Markov Decision Process

Developing a collision avoidance system that can meet safety standards required of commercial aviation is challenging. A dynamic programming approach to collision avoidance has been developed to optimize and generate logics that are robust to the complex dynamics of the national airspace. The current approach represents the aircraft avoidance problem as Markov Decision Processes and independently optimizes a horizontal and vertical maneuver avoidance logics. This is a result of the current memory requirements for each logic, simply combining the logics will result in a significantly larger representation. The "curse of dimensionality" makes it computationally inefficient and unfeasible to optimize this larger representation. However, existing and future collision avoidance systems have mostly defined the decision process by hand.
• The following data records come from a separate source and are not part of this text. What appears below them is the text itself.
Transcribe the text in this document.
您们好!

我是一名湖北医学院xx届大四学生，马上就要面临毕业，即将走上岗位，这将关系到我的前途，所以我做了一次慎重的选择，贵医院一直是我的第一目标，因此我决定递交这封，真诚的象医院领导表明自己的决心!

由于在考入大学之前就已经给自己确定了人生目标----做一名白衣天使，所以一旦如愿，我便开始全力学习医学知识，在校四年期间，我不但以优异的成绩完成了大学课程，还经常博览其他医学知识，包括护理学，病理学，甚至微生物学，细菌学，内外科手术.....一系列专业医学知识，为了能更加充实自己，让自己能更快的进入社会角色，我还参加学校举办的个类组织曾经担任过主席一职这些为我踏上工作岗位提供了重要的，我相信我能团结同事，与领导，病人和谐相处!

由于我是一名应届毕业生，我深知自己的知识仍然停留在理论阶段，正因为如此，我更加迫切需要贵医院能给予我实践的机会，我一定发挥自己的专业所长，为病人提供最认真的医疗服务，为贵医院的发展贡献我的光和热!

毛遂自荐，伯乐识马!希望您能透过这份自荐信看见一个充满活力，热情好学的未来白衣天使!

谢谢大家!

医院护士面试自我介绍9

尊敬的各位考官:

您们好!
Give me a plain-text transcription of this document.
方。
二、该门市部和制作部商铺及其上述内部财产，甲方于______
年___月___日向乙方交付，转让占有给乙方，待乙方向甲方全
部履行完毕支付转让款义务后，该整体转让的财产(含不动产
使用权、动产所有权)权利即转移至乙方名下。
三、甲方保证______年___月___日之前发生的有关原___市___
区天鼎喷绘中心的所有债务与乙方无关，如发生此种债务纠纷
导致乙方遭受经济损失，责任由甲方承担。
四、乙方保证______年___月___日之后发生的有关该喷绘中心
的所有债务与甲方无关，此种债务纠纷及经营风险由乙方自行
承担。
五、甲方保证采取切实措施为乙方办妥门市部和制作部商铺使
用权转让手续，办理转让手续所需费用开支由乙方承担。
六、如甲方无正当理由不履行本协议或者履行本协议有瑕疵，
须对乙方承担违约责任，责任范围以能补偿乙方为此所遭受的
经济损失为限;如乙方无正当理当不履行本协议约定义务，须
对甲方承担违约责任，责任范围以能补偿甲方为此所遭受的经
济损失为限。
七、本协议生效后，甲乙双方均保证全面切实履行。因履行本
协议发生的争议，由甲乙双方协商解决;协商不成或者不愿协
In response, a simulation-based framework was built to better understand how each potential state quantifies the aircraft avoidance problem with regards to safety and operational components. The framework leverages recent advances in signals processing and database, while enabling the highest fidelity analysis of Monte Carlo aircraft encounter simulations to date. This framework enabled the calculation of how well each state of the decision process quantifies the collision risk and the associated memory requirements. Using this analysis, a collision avoidance logic that leverages both horizontal and vertical actions was built and optimized using this simulation based approach.